All consumers are not the same. Neither are all agricultural producers. Yet ag policy analysis typically assumes they are, which can result in ineffective or inefficient policies. A UNL research effort aims to change that approach.
A new policy research group within UNL’s Center for Agricultural and Food Industrial Organization will lead the effort, funded by a two-year, $766,166 grant from the U.S. Department of Agriculture’s National Institute of Food and Agriculture.
This research is an outgrowth of UNL’s inter-disciplinary Food, Water and Energy Resources Policy Initiative. That initiative aims to tap expertise from a broad range of disciplines, including law, political science, economics, agricultural sciences, social sciences and journalism, to analyze agricultural policy. Two campuswide symposiums in 2010 and 2011 identified interdisciplinary research opportunities and established a framework for this major initiative.
Traditionally, agricultural policy studies have imagined a “representative consumer” or “representative producer,” said UNL agricultural economist Konstantinos Giannakas, who leads this research.
But there’s really no such thing. Consumers respond to food policies in very different ways, driven by preferences, income and other factors. Producers’ responses to ag policies vary, too.
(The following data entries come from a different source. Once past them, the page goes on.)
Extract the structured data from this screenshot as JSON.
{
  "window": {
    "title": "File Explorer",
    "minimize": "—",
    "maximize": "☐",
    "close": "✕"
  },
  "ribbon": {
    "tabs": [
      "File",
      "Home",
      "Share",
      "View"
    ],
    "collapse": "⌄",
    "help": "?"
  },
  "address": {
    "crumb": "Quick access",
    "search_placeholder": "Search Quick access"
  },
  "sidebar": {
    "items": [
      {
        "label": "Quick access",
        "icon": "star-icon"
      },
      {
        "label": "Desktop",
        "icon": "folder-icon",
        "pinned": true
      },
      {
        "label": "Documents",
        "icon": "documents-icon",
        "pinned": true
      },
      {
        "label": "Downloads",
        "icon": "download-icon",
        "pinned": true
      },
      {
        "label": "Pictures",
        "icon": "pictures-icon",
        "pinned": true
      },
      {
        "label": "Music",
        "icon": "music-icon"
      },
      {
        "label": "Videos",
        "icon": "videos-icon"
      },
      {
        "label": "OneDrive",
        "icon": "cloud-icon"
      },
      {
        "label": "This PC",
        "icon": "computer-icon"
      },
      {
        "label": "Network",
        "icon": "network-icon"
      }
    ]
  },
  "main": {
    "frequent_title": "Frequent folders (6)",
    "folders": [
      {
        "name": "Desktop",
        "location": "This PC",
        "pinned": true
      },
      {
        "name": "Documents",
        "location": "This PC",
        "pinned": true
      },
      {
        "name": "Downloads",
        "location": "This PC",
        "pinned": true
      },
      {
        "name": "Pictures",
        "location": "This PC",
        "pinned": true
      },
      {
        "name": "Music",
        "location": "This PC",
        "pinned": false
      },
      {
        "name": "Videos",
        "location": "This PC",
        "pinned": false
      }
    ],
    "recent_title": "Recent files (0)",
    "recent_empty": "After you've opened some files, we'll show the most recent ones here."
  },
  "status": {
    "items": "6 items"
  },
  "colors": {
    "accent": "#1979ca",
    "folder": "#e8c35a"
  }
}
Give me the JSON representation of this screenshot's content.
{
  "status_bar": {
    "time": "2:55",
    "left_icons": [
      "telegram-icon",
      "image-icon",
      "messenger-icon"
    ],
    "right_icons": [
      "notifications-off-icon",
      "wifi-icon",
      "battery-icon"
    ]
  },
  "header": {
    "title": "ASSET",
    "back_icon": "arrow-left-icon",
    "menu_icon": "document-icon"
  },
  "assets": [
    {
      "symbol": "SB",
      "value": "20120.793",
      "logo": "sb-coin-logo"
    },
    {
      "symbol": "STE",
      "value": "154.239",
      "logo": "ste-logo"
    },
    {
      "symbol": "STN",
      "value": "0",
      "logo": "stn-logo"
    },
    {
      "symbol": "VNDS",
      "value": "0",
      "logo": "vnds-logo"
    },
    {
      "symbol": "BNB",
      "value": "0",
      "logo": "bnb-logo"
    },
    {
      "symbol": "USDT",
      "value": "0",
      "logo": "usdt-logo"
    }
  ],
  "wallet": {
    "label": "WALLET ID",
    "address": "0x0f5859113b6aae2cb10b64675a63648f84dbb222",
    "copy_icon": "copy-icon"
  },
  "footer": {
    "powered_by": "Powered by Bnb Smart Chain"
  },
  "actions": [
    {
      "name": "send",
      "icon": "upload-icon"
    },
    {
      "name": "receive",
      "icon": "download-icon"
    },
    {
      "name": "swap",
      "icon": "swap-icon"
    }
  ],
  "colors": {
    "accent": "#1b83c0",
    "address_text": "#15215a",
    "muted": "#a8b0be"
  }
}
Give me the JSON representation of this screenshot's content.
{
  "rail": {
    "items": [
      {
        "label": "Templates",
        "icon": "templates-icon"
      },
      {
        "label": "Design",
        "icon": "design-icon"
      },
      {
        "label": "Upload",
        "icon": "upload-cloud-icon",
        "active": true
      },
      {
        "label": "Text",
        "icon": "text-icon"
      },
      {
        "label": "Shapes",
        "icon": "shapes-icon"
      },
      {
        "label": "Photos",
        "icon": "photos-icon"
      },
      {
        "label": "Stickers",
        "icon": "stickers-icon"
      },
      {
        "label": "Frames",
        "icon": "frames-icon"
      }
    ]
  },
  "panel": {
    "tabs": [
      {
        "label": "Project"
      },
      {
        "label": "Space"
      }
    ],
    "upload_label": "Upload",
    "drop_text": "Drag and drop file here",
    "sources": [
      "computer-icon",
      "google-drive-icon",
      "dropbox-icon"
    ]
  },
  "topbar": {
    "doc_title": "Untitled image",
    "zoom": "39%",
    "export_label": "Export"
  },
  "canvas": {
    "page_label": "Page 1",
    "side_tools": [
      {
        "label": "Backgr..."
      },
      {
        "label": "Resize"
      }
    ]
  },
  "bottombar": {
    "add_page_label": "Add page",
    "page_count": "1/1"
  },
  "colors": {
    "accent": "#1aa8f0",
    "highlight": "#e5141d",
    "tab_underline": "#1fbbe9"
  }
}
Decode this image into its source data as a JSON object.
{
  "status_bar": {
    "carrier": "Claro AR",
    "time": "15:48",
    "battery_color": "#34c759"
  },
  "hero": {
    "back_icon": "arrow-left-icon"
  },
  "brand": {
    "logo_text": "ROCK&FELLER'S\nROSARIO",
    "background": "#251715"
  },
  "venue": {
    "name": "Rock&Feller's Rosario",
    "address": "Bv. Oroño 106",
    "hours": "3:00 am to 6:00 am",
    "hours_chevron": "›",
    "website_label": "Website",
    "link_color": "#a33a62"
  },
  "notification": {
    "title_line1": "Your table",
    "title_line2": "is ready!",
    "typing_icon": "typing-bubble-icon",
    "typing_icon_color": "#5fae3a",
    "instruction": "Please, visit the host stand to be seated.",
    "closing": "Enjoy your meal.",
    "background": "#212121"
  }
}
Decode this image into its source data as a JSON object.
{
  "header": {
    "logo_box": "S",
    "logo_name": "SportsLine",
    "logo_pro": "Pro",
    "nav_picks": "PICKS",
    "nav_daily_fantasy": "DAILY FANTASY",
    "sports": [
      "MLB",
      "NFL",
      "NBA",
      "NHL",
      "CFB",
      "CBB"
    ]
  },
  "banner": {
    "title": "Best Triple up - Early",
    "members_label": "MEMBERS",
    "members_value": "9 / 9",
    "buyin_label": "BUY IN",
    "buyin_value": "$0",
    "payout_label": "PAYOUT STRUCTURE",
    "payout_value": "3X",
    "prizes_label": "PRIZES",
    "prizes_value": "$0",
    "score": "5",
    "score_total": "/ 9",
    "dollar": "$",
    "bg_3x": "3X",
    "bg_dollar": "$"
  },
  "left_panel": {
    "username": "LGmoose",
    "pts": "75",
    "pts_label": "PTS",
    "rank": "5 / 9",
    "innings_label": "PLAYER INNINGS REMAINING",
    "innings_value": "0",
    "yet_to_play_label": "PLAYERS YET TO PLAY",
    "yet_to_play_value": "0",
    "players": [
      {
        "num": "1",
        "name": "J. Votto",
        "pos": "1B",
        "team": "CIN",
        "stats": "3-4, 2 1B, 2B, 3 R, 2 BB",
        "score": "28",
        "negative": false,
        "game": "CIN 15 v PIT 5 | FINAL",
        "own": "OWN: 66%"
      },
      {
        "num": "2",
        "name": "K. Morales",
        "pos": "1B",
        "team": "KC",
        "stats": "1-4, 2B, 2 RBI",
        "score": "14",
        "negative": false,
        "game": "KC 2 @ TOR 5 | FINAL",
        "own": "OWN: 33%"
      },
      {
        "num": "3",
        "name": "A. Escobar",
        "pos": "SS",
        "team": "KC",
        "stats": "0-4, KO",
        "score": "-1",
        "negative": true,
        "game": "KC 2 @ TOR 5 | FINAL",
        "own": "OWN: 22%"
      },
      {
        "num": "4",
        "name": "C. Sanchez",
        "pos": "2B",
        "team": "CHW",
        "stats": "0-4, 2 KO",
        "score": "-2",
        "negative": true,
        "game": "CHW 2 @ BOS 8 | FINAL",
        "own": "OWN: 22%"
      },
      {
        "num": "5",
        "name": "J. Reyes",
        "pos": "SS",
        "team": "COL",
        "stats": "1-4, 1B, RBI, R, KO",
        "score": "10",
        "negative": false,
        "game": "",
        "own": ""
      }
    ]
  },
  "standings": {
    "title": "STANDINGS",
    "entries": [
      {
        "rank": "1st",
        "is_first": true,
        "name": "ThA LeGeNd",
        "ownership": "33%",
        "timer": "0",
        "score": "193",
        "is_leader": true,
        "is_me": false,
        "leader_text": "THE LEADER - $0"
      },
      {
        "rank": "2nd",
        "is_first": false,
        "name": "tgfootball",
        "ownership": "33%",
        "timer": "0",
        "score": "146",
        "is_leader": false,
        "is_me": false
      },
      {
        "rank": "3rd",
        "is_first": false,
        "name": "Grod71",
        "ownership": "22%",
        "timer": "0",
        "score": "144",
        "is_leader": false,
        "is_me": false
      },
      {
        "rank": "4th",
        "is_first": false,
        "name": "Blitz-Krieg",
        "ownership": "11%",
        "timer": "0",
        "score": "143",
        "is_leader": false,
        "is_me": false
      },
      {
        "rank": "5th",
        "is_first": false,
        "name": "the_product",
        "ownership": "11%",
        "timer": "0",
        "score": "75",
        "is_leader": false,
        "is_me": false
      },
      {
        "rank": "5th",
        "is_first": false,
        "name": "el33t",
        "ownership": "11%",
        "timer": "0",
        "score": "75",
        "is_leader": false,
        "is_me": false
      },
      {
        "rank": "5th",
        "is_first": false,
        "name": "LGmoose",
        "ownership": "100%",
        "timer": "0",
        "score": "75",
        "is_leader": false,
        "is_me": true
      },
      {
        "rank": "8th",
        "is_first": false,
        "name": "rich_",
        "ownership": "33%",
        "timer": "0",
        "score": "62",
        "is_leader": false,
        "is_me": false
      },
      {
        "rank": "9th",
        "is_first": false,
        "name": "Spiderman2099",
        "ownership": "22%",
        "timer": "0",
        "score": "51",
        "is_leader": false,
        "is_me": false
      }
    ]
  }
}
“We’re not all the same. We make different decisions based on where we’re coming from,” said Peter Calow, research professor with UNL’s Office of Research and Economic Development and part of the research team.
Such distinctions potentially make a huge difference, and UNL’s research aims to develop a policy analysis framework that accounts for them.
From left, Konstantinos Giannakas and Peter Calow, with agricultural economists Gary Lynne and Amalia Yiannaka
“This is novel. This has not been done in ag policy analysis,” Giannakas said. This approach “will enable us to take any policy and see how it will affect different consumer groups and different producer groups.”
The multidisciplinary research involves about a dozen faculty with diverse expertise as well as graduate students and postdoctoral fellows.
“We believe this will lead to improved policy design, enhanced efficiency, increased effectiveness and fewer policy failures,” Giannakas said.